Su amigo Roberto desapareció de la escena. Martha le envió un mensaje y él no contestó. Ella no insistió. Martha y Roberto se habían visto en la Ciudad de México hacía más de un año. Él la había visitado para escucharla tocar como solista en el Palacio de Bellas Artes, en un concierto con la Orquesta Sinfónica Nacional. Hizo el viaje expreso para ello, pero se quedó a dormir en casa de otro amigo. Estuvo en el brindis al final del concierto, con Martha y sus amigos, y al final pidió un carro que lo llevaría a donde pasaría la noche.
¿Y qué había sido de Martha y Roberto en el pasado? ¿Nada más que un lunar en el espacio sideral, un planeta sin nómina ni ingresos, una entidad brutalmente desaparecida? El exterminio del polvo por el fuego, la culminación del azote número 150, la muchedumbre en el horizonte que se dispersa. Brutal tempestad de un amor calcinado, breve e inocente, pero bravo como el sueño que nunca concluye.

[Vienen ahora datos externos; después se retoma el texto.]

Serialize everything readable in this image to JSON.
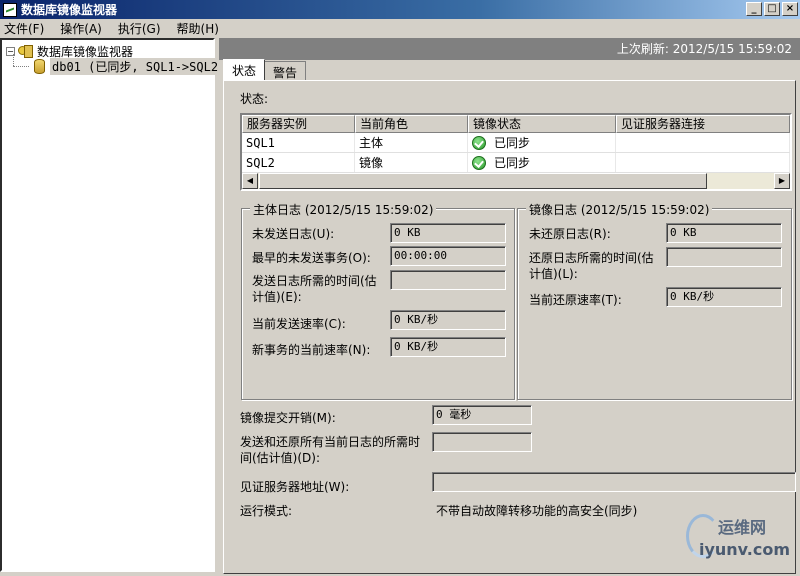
{
  "window": {
    "title": "数据库镜像监视器",
    "buttons": [
      "_",
      "□",
      "×"
    ]
  },
  "menu": [
    "文件(F)",
    "操作(A)",
    "执行(G)",
    "帮助(H)"
  ],
  "tree": {
    "root_label": "数据库镜像监视器",
    "child_label": "db01 (已同步, SQL1->SQL2)"
  },
  "header": {
    "last_refresh": "上次刷新: 2012/5/15 15:59:02"
  },
  "tabs": [
    {
      "label": "状态"
    },
    {
      "label": "警告"
    }
  ],
  "status": {
    "label": "状态:",
    "columns": [
      "服务器实例",
      "当前角色",
      "镜像状态",
      "见证服务器连接"
    ],
    "rows": [
      {
        "instance": "SQL1",
        "role": "主体",
        "state": "已同步",
        "witness": ""
      },
      {
        "instance": "SQL2",
        "role": "镜像",
        "state": "已同步",
        "witness": ""
      }
    ]
  },
  "principal_log": {
    "title": "主体日志 (2012/5/15 15:59:02)",
    "unsent_label": "未发送日志(U):",
    "unsent_value": "0 KB",
    "oldest_unsent_label": "最早的未发送事务(O):",
    "oldest_unsent_value": "00:00:00",
    "time_to_send_label": "发送日志所需的时间(估计值)(E):",
    "time_to_send_value": "",
    "send_rate_label": "当前发送速率(C):",
    "send_rate_value": "0 KB/秒",
    "new_tx_rate_label": "新事务的当前速率(N):",
    "new_tx_rate_value": "0 KB/秒"
  },
  "mirror_log": {
    "title": "镜像日志 (2012/5/15 15:59:02)",
    "unrestored_label": "未还原日志(R):",
    "unrestored_value": "0 KB",
    "time_to_restore_label": "还原日志所需的时间(估计值)(L):",
    "time_to_restore_value": "",
    "restore_rate_label": "当前还原速率(T):",
    "restore_rate_value": "0 KB/秒"
  },
  "summary": {
    "commit_overhead_label": "镜像提交开销(M):",
    "commit_overhead_value": "0 毫秒",
    "time_to_send_restore_label": "发送和还原所有当前日志的所需时间(估计值)(D):",
    "time_to_send_restore_value": "",
    "witness_address_label": "见证服务器地址(W):",
    "witness_address_value": "",
    "operating_mode_label": "运行模式:",
    "operating_mode_value": "不带自动故障转移功能的高安全(同步)"
  },
  "watermark": {
    "line1": "运维网",
    "line2": "iyunv.com"
  }
}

Hubo luego un viaje durante Navidad. Martha visitó la casa paterna y aceptó la invitación de Roberto para ir a tomar un café. Hombre de pláticas flácidas, escrupuloso y pausado en el hablar, muy sin pena ni gloria en las tramas. Se esforzaba en lo que sabía hacer: regalar tamales de venado, organizar reuniones de abogados, despepitar la noche entre las sábanas, junto a su propia esposa.
¿De quién era el hijo de Martha? Un joven que se había quedado estudiando en la Ciudad de México, viviendo solo, mientras su madre regresaba a los cuidados de la casa paterna. El muchacho también se llamaba Roberto. Era el único vástago de su padre, quien solo había tenido dos hijas con su mujer.
El departamento donde ahora vivía Roberto chico no era de Martha, en realidad. Estaba a nombre de Roberto, el padre de su hijo y amigo de su padre. Era la manera, pensaba aquel, en que podía controlar la situación. Pero no había nada qué controlar...
Así es que ahora, cuando Martha se había topado con la noticia de la muerte de Roberto, por internet, se le vino un mundo de preguntas por contestar. ¿Sabría, la esposa de Roberto, sobre su hijo y sobre ella, y sobre la propiedad en la Ciudad de México? Al día siguiente recibió un mensaje a su celular: alguien que se identificaba como abogado de Roberto, la invitaba a la lectura del testamento...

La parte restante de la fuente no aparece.